Un film da recuperare, dalla classifica dei Best Actor Snubs, ovvero: gli attori principali che non sono stati presi in considerazione per la nomination all’Oscar
Burbero, acido, incattivito, ubriacone, scommettitore incallito, scontroso, scorbutico, offendetelo come volete, ma non potete farci niente: il vecchio Vincent nasconde un cuore d’oro, da santo oserei dire. Il film narra la storia di come questo suo gentil organo pulsante viene a galla un poco alla volta. Chi lo fa emergere è il piccolo Oliver, un ragazzino da poco trasferitosi in città insieme alla madre. Oliver è vittima di bullismo nella sua nuova realtà scolastica, Vincent è stato vittima di bullismo da parte del mondo. Troveranno il modo di reagire e di farsi del gran bene l’uno con l’altro.
“Poter donare tutto e non avere niente è la miglior vita che un albero possa avere”, dice Oliver a un certo punto. Chi riesce a farlo è un vero santo, indipendentemente dalle apparenze. E Oliver, tra l’altro, deve fare un compito di religione sui santi…
Questa prima opera del regista Theodore Melfi è un film dai buoni sentimenti, sempre frizzante, nonostante sia giocato su molti cliché: il binomio bambino indifeso-mentore stravagante è qualcosa di già visto (anche se sempre vincente, penso per esempio al sorprendente C’era una volta in estate), i personaggi che gravitano intorno a Vincent (la prostituta straniera, la madre separata e incasinata, il bullo della scuola) sono modelli “standard” in questo genere di film, scontato è che Vincent insegni al bambino a fare a botte per difendersi, la sequenza della corsa sulle sedie a rotelle per i corridoi dell’ospedale è stravista. Nonostante tutto questo St. Vincent è piacevolissimo e interessante, uno di quei film che lascia la bocca buona.
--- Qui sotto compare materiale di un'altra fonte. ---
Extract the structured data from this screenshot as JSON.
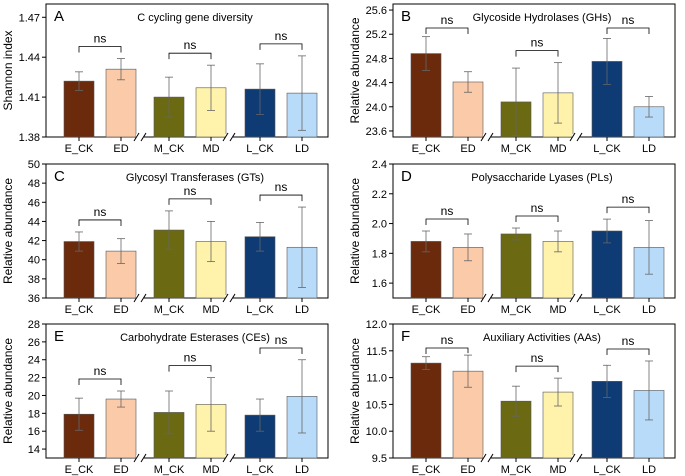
{
  "chart_data": [
    {
      "type": "bar",
      "panel": "A",
      "title": "C cycling gene diversity",
      "ylabel": "Shannon index",
      "ylim": [
        1.38,
        1.48
      ],
      "yticks": [
        1.38,
        1.41,
        1.44,
        1.47
      ],
      "ytick_labels": [
        "1.38",
        "1.41",
        "1.44",
        "1.47"
      ],
      "categories": [
        "E_CK",
        "ED",
        "M_CK",
        "MD",
        "L_CK",
        "LD"
      ],
      "values": [
        1.422,
        1.431,
        1.41,
        1.417,
        1.416,
        1.413
      ],
      "errors": [
        0.007,
        0.008,
        0.015,
        0.017,
        0.019,
        0.028
      ],
      "significance": [
        "ns",
        "ns",
        "ns"
      ]
    },
    {
      "type": "bar",
      "panel": "B",
      "title": "Glycoside Hydrolases (GHs)",
      "ylabel": "Relative abundance",
      "ylim": [
        23.5,
        25.7
      ],
      "yticks": [
        23.6,
        24.0,
        24.4,
        24.8,
        25.2,
        25.6
      ],
      "ytick_labels": [
        "23.6",
        "24.0",
        "24.4",
        "24.8",
        "25.2",
        "25.6"
      ],
      "categories": [
        "E_CK",
        "ED",
        "M_CK",
        "MD",
        "L_CK",
        "LD"
      ],
      "values": [
        24.88,
        24.41,
        24.08,
        24.23,
        24.75,
        24.0
      ],
      "errors": [
        0.28,
        0.17,
        0.56,
        0.5,
        0.38,
        0.17
      ],
      "significance": [
        "ns",
        "ns",
        "ns"
      ]
    },
    {
      "type": "bar",
      "panel": "C",
      "title": "Glycosyl Transferases (GTs)",
      "ylabel": "Relative abundance",
      "ylim": [
        36,
        50
      ],
      "yticks": [
        36,
        38,
        40,
        42,
        44,
        46,
        48,
        50
      ],
      "ytick_labels": [
        "36",
        "38",
        "40",
        "42",
        "44",
        "46",
        "48",
        "50"
      ],
      "categories": [
        "E_CK",
        "ED",
        "M_CK",
        "MD",
        "L_CK",
        "LD"
      ],
      "values": [
        41.9,
        40.9,
        43.1,
        41.9,
        42.4,
        41.3
      ],
      "errors": [
        1.0,
        1.3,
        2.0,
        2.1,
        1.5,
        4.2
      ],
      "significance": [
        "ns",
        "ns",
        "ns"
      ]
    },
    {
      "type": "bar",
      "panel": "D",
      "title": "Polysaccharide Lyases (PLs)",
      "ylabel": "Relative abundance",
      "ylim": [
        1.5,
        2.4
      ],
      "yticks": [
        1.6,
        1.8,
        2.0,
        2.2,
        2.4
      ],
      "ytick_labels": [
        "1.6",
        "1.8",
        "2.0",
        "2.2",
        "2.4"
      ],
      "categories": [
        "E_CK",
        "ED",
        "M_CK",
        "MD",
        "L_CK",
        "LD"
      ],
      "values": [
        1.88,
        1.84,
        1.93,
        1.88,
        1.95,
        1.84
      ],
      "errors": [
        0.07,
        0.09,
        0.04,
        0.07,
        0.08,
        0.18
      ],
      "significance": [
        "ns",
        "ns",
        "ns"
      ]
    },
    {
      "type": "bar",
      "panel": "E",
      "title": "Carbohydrate Esterases (CEs)",
      "ylabel": "Relative abundance",
      "ylim": [
        13,
        28
      ],
      "yticks": [
        14,
        16,
        18,
        20,
        22,
        24,
        26,
        28
      ],
      "ytick_labels": [
        "14",
        "16",
        "18",
        "20",
        "22",
        "24",
        "26",
        "28"
      ],
      "categories": [
        "E_CK",
        "ED",
        "M_CK",
        "MD",
        "L_CK",
        "LD"
      ],
      "values": [
        17.9,
        19.6,
        18.1,
        19.0,
        17.8,
        19.9
      ],
      "errors": [
        1.8,
        0.9,
        2.4,
        3.0,
        1.8,
        4.1
      ],
      "significance": [
        "ns",
        "ns",
        "ns"
      ]
    },
    {
      "type": "bar",
      "panel": "F",
      "title": "Auxiliary Activities (AAs)",
      "ylabel": "Relative abundance",
      "ylim": [
        9.5,
        12.0
      ],
      "yticks": [
        9.5,
        10.0,
        10.5,
        11.0,
        11.5,
        12.0
      ],
      "ytick_labels": [
        "9.5",
        "10.0",
        "10.5",
        "11.0",
        "11.5",
        "12.0"
      ],
      "categories": [
        "E_CK",
        "ED",
        "M_CK",
        "MD",
        "L_CK",
        "LD"
      ],
      "values": [
        11.27,
        11.12,
        10.56,
        10.73,
        10.93,
        10.76
      ],
      "errors": [
        0.12,
        0.3,
        0.28,
        0.26,
        0.3,
        0.55
      ],
      "significance": [
        "ns",
        "ns",
        "ns"
      ]
    }
  ],
  "colors": {
    "E_CK": "#6b2a0c",
    "ED": "#fbcaa8",
    "M_CK": "#6b6a13",
    "MD": "#fff2ab",
    "L_CK": "#0e3b74",
    "LD": "#b9dbfa"
  }
}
Sarà perchè gli ingredienti anche se in parte banali sono legati bene o sarà per Bill Murray. Già. Non ho ancora parlato del vero punto di forza: Bill è il fulcro del film e il personaggio di Vincent è cucito su misura per lui, caratterialmente uguale ai protagonisti di S.O.S Fantasmi, Ricomincio da capo, Lost in Translation. L’interpretazione è perfetta (il balletto su Somebody to love e la sequenza sui titoli di coda sono da applausi). Ma a chi dice che il film sta in piedi solo per la presenza di Murray rispondo dicendo che è come dire che una squadra di calcio vince solo perchè c’è il portiere forte… Grazie! Il portiere è fondamentale in una squadra quanto un attore lo è in un film, e quando risulta essere un santo non può far altro che parare o recitare da dio, a seconda dei casi.